Ich bin überfordert – gut so
Zum Auftakt ein Geständnis: ich bin überfordert. Seit kurzem führe ich ein kleines Unternehmen, das wachsen will, wachsen muss. Berufliche und private Aufgaben vermehren sich wie Brote und Fische in der Bergpredigt. Das verursacht Stress. Und Stress gilt als Quelle vieler Übel. Andererseits plagt mich der Gedanke, dass künstliche Intelligenz und die Automatisierung der Arbeit […]
Zum Auftakt ein Geständnis: ich bin überfordert. Seit kurzem führe ich ein kleines Unternehmen, das wachsen will, wachsen muss. Berufliche und private Aufgaben vermehren sich wie Brote und Fische in der Bergpredigt. Das verursacht Stress. Und Stress gilt als Quelle vieler Übel.
Andererseits plagt mich der Gedanke, dass künstliche Intelligenz und die Automatisierung der Arbeit alle Lebensbereiche verändern. Beide Entwicklungen rasen voran, hin zu Fortschritten mit unabsehbaren Folgen. In seinem neuen Buch «Rise of the Robots» beschreibt Martin Ford, wie Maschinen Aufgaben übernehmen, die heute von gut ausgebildeten Anwälten, Radiologen und Journalisten ausgeführt werden. Ford spricht von Horden von arbeitslosen Hochqualifizierten, zornigen Neoluddisten und prognostiziert vor allem eines: die fehlende Konsumkraft unser aller Zukunft. Seine Conclusion? Der Aufstieg der künstlichen Intelligenz entzieht dem Mittelstand Möglichkeiten, mit Leistung und guter Ausbildung sozial aufzusteigen. Oder einfacher: die Zukunft wird erst richtig stressig.
Ich würde meinen: ja, sicher, Freiheit ist eine anstrengende Sache. Sie wissen schon: die Verantwortung, für sich selbst zu sorgen. Wenn Roboter meine Arbeit billiger und besser machen können, muss ich mich anpassen und neu positionieren. Die ständige Neujustierung klingt nicht bloss stressig, sie ermüdet auch.
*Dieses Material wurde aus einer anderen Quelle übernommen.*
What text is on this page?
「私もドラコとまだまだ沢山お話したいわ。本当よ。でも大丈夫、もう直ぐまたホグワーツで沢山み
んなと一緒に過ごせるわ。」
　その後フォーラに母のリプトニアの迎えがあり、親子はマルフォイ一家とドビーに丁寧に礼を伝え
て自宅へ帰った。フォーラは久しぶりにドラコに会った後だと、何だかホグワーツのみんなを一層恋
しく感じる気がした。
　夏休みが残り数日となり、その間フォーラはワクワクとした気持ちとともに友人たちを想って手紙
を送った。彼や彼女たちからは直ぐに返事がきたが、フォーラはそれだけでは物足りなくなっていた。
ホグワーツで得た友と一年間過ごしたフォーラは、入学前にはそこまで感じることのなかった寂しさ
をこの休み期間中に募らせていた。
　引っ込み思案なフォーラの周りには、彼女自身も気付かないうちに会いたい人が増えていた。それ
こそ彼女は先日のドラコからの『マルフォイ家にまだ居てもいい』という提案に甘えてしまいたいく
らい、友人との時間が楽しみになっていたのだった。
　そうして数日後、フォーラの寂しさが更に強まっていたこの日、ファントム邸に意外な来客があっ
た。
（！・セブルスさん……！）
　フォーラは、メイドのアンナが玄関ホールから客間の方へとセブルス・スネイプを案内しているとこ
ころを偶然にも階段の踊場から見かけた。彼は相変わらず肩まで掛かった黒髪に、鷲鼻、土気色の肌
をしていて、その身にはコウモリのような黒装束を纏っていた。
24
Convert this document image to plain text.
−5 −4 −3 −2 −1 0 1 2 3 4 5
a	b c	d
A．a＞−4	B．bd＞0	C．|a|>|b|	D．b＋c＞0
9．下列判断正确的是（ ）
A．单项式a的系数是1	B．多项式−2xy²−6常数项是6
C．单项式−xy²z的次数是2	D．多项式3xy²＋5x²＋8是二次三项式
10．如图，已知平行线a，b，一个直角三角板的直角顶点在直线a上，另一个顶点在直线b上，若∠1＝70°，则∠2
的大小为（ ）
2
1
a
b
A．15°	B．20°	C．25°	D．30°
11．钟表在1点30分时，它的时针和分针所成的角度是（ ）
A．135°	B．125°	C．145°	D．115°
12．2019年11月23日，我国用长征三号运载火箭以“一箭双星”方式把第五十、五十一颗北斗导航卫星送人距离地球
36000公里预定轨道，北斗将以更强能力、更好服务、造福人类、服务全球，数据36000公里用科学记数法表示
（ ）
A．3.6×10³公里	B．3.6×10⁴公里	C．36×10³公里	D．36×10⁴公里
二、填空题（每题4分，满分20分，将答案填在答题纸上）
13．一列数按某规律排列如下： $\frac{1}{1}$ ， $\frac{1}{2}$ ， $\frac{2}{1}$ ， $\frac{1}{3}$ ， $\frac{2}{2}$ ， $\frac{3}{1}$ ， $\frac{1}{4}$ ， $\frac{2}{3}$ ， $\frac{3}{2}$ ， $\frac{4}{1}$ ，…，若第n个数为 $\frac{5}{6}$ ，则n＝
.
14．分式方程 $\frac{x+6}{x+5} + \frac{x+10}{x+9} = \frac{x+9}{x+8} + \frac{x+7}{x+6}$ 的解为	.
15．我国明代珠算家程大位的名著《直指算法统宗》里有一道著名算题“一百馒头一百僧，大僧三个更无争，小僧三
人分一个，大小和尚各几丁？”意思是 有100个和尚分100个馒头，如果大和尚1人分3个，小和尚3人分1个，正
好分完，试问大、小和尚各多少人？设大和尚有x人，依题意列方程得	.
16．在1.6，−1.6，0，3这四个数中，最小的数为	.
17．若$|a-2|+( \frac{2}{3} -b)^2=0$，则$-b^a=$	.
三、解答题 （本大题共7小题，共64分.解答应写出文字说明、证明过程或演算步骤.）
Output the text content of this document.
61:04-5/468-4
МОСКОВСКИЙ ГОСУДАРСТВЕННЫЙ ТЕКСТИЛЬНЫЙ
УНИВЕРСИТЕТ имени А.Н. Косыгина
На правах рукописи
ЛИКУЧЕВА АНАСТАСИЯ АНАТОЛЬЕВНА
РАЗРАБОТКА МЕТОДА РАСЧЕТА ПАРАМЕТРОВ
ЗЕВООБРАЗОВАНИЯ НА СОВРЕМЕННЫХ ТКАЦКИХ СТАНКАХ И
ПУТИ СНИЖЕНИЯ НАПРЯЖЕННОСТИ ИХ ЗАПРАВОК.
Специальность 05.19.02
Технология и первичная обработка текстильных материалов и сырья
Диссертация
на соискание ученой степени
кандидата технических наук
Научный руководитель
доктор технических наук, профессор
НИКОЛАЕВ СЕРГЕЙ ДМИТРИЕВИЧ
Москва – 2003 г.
Doch nur für den Moment. Denn Überforderung kann ebenso als Treiber dienen, sich mehr zuzumuten, als einem lieb ist! Die Art, wie man über Überforderung und Stress denkt, kann das Erleben der Überforderung ändern.
Der menschliche Körper hat im Laufe der Jahrtausende erstaunliche Antworten auf mentalen Druck gefunden. Hirndrüsen schütten das sogenannte Kuschelhormon Oxytocin aus, wenn wir uns gestresst beziehungsweise überfordert fühlen. Die Psychologin Kelly McGonnigal plädiert deshalb dafür, Stressreaktionen nicht zu verteufeln, sondern ins eigene Leben einzubringen – und so eine «Biologie des Mutes» zu schaffen. Die Überforderung zwingt uns – ganz positiv gedacht –, über uns hinauszuwachsen. Darum: robotische Arbeit den Robotern! Konzentrieren wir uns auf die Verbesserung unserer menschlichen Fähigkeiten! In diesem Sinne: der «Monat» bleibt dran. Packen wir’s an!
PS: Am 28. Februar stimmen die Schweizer Stimmbürger darüber ab, ob kriminelle Ausländer automatisch ausgeschafft werden sollen. Rechtsstaat heisst, jeden schwerwiegenden Einzelfall auch einzeln zu prüfen. Alles andere ist Tonnen- oder eben Roboterideologie.